Anti-Putin-Demos Kremlkritiker Nawalny bei Protesten festgenommen

Moskau · Gestern Abend wurde der Oppositionspolitiker wieder freigelassen. Tausende demonstrierten in Russland für einen Boykott der Präsidentenwahl.

 Der russische Oppositionspolitiker Alexej  Nawalny

Der russische Oppositionspolitiker Alexej Nawalny

Foto: dpa/Jean-Francois Badias

Bei landesweiten Protesten gegen den russischen Präsidenten Wladimir Putin ist der bekannte Kremlkritiker Alexej Nawalny erneut festgenommen worden. Wenige Stunden später ließ die Polizei ihn wieder frei. Er müsse sich aber zur Verfügung halten, sagte Nawalnys Anwältin Olga Michailowa der Agentur Tass am späten gestrigen Abend.

Bei einer nicht genehmigten Demonstration gegen die erwartete Wiederwahl Putins im März war Nawalny in Gewahrsam genommen worden. Etwa zehn Polizisten ergriffen ihn kurz nach seinem Auftauchen bei der Demo in Moskau. „Schwindler und Diebe“, rief er, bevor die Sicherheitskräfte ihn in einen Polizeibus mit getönten Fensterscheiben zerrten. Der Blogger und Jurist hat zu einem Boykott der russischen Präsidentschaftswahl am 18. März aufgerufen. Es wird erwartet, dass Putin wiedergewählt wird und dann bis zum Jahr 2024 weiter an der Staatsspitze steht.

Nawalny wollte Putin bei der kommenden Wahl herausfordern, die Wahlkommission schloss ihn aber wegen einer Verurteilung zu einer fünfjährigen Bewährungsstrafe wegen Unterschlagung aus. Der Oppositionspolitiker bestreitet die ins Jahr 2009 zurückreichenden Vorwürfe und spricht von einem politisch motivierten Urteil.
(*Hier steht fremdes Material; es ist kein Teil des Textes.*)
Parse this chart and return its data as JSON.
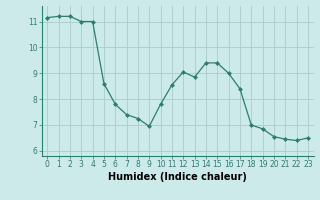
{
  "x": [
    0,
    1,
    2,
    3,
    4,
    5,
    6,
    7,
    8,
    9,
    10,
    11,
    12,
    13,
    14,
    15,
    16,
    17,
    18,
    19,
    20,
    21,
    22,
    23
  ],
  "y": [
    11.15,
    11.2,
    11.2,
    11.0,
    11.0,
    8.6,
    7.8,
    7.4,
    7.25,
    6.95,
    7.8,
    8.55,
    9.05,
    8.85,
    9.4,
    9.4,
    9.0,
    8.4,
    7.0,
    6.85,
    6.55,
    6.45,
    6.4,
    6.5
  ],
  "line_color": "#2e7d6e",
  "marker": "D",
  "marker_size": 2.0,
  "background_color": "#cceaea",
  "grid_color": "#aacccc",
  "xlabel": "Humidex (Indice chaleur)",
  "xlim": [
    -0.5,
    23.5
  ],
  "ylim": [
    5.8,
    11.6
  ],
  "xticks": [
    0,
    1,
    2,
    3,
    4,
    5,
    6,
    7,
    8,
    9,
    10,
    11,
    12,
    13,
    14,
    15,
    16,
    17,
    18,
    19,
    20,
    21,
    22,
    23
  ],
  "yticks": [
    6,
    7,
    8,
    9,
    10,
    11
  ],
  "xtick_labels": [
    "0",
    "1",
    "2",
    "3",
    "4",
    "5",
    "6",
    "7",
    "8",
    "9",
    "10",
    "11",
    "12",
    "13",
    "14",
    "15",
    "16",
    "17",
    "18",
    "19",
    "20",
    "21",
    "22",
    "23"
  ],
  "font_size_ticks": 5.5,
  "font_size_label": 7.0,
  "linewidth": 0.9
}
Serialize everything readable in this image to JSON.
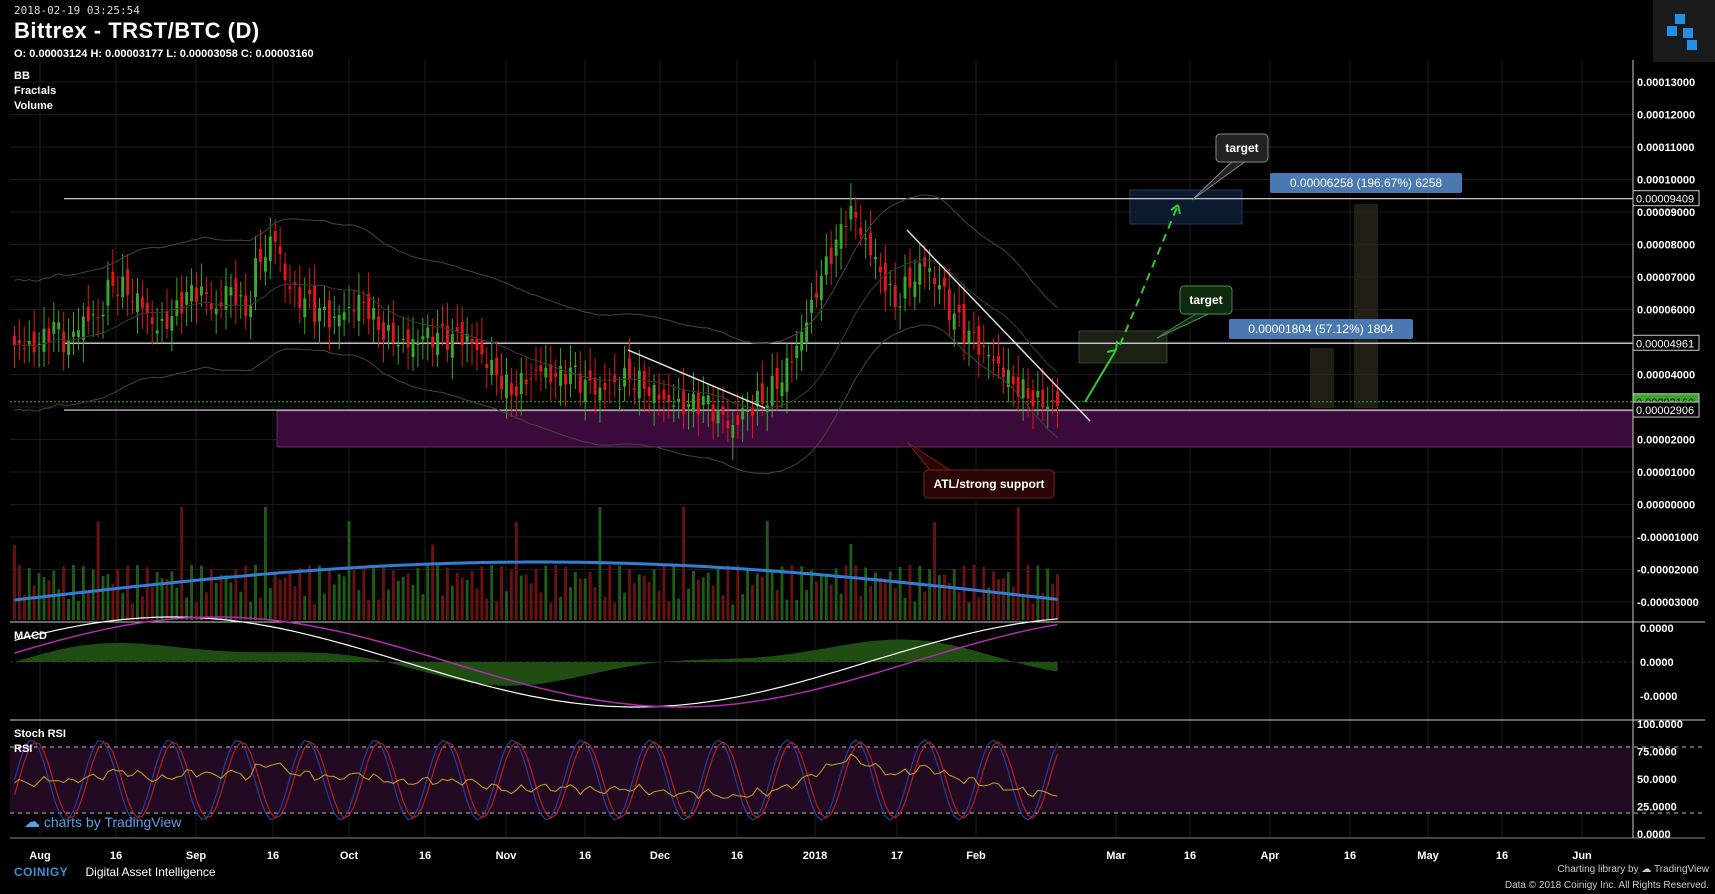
{
  "header": {
    "datetime": "2018-02-19 03:25:54",
    "title": "Bittrex - TRST/BTC (D)",
    "ohlc": "O: 0.00003124 H: 0.00003177 L: 0.00003058 C: 0.00003160"
  },
  "indicators": {
    "bb": "BB",
    "fractals": "Fractals",
    "volume": "Volume",
    "macd": "MACD",
    "stoch_rsi": "Stoch RSI",
    "rsi": "RSI"
  },
  "colors": {
    "up": "#3aa82a",
    "down": "#e0171c",
    "bg": "#000000",
    "grid": "#1c1c1c",
    "macd_hist": "#1f4d12",
    "zone": "#3a0a3a",
    "volume_ma": "#2f7fd6"
  },
  "annotations": {
    "target_top": "target",
    "target_mid": "target",
    "support": "ATL/strong support",
    "measure_top": "0.00006258 (196.67%) 6258",
    "measure_mid": "0.00001804 (57.12%) 1804"
  },
  "chart_data": {
    "type": "candlestick",
    "title": "Bittrex - TRST/BTC (D)",
    "price_axis": [
      "0.00013000",
      "0.00012000",
      "0.00011000",
      "0.00010000",
      "0.00009000",
      "0.00008000",
      "0.00007000",
      "0.00006000",
      "0.00005000",
      "0.00004000",
      "0.00003000",
      "0.00002000",
      "0.00001000",
      "0.00000000",
      "-0.00001000",
      "-0.00002000",
      "-0.00003000"
    ],
    "price_tags": [
      {
        "value": "0.00009409",
        "color": "#ffffff"
      },
      {
        "value": "0.00004961",
        "color": "#ffffff"
      },
      {
        "value": "0.00003160",
        "color": "#3aa82a"
      },
      {
        "value": "0.00002906",
        "color": "#ffffff"
      }
    ],
    "levels": [
      9.409e-05,
      4.961e-05,
      2.906e-05
    ],
    "macd_axis": [
      "0.0000",
      "0.0000",
      "-0.0000"
    ],
    "rsi_axis": [
      "100.0000",
      "75.0000",
      "50.0000",
      "25.0000",
      "0.0000"
    ],
    "time_axis": [
      "Aug",
      "16",
      "Sep",
      "16",
      "Oct",
      "16",
      "Nov",
      "16",
      "Dec",
      "16",
      "2018",
      "17",
      "Feb",
      "Mar",
      "16",
      "Apr",
      "16",
      "May",
      "16",
      "Jun"
    ],
    "close_series": [
      4.9,
      4.8,
      5.3,
      4.7,
      5.6,
      5.8,
      7.0,
      6.8,
      6.3,
      5.4,
      5.6,
      6.2,
      6.4,
      5.9,
      6.8,
      6.1,
      7.8,
      8.3,
      6.6,
      6.1,
      5.7,
      5.5,
      6.0,
      6.4,
      5.7,
      5.3,
      5.0,
      5.1,
      5.0,
      4.9,
      5.0,
      4.6,
      4.2,
      3.7,
      4.0,
      4.2,
      3.8,
      3.9,
      3.5,
      3.4,
      3.8,
      4.1,
      3.9,
      3.5,
      3.1,
      2.9,
      3.0,
      2.6,
      2.3,
      3.0,
      3.4,
      3.9,
      4.6,
      5.6,
      6.8,
      7.8,
      8.9,
      8.1,
      7.3,
      6.4,
      7.0,
      7.5,
      6.7,
      5.6,
      5.0,
      4.6,
      4.3,
      3.9,
      3.6,
      3.3,
      3.16
    ]
  },
  "footer": {
    "brand": "COINIGY",
    "tagline": "Digital Asset Intelligence",
    "charting": "Charting library by",
    "tradingview": "TradingView",
    "copyright": "Data © 2018 Coinigy Inc. All Rights Reserved.",
    "badge": "charts by TradingView"
  }
}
Nawalnys Aufruf folgend demonstrierten landesweit tausende Menschen. Die Proteste begannen im Osten Russlands. In der Stadt Jakutsk im Nordosten Sibiriens gingen Demonstranten trotz Temperaturen von minus 45 Grad Celsius auf die Straße. Insgesamt wurden landesweit mindestens 250 Menschen festgenommen, berichtete die unabhängige Bürgerrechtsorganisation OVD-Info. In Moskau und St. Petersburg wurden die Demonstrationen nicht genehmigt, trotzdem versammelten sich tausende Menschen auf den Straßen und riefen Parolen wie „Putin ist ein Dieb“. Am Nachmittag löste sich die Demonstration in Moskau größtenteils auf.

Gestern Morgen war die Polizei in Nawalnys Moskauer Büro eingedrungen. Seine Mitarbeiter berichteten, die Sicherheitskräfte hätten sich mit einer Säge Zugang verschafft. Die Polizei habe die Live-Berichterstattung über die Proteste im Osten des Landes unterbrechen wollen. Es seien auch mehrere Mitarbeiter von Nawalnys Anti-Korruptions-Stiftung inhaftiert worden, teilte Nawalnys Team mit.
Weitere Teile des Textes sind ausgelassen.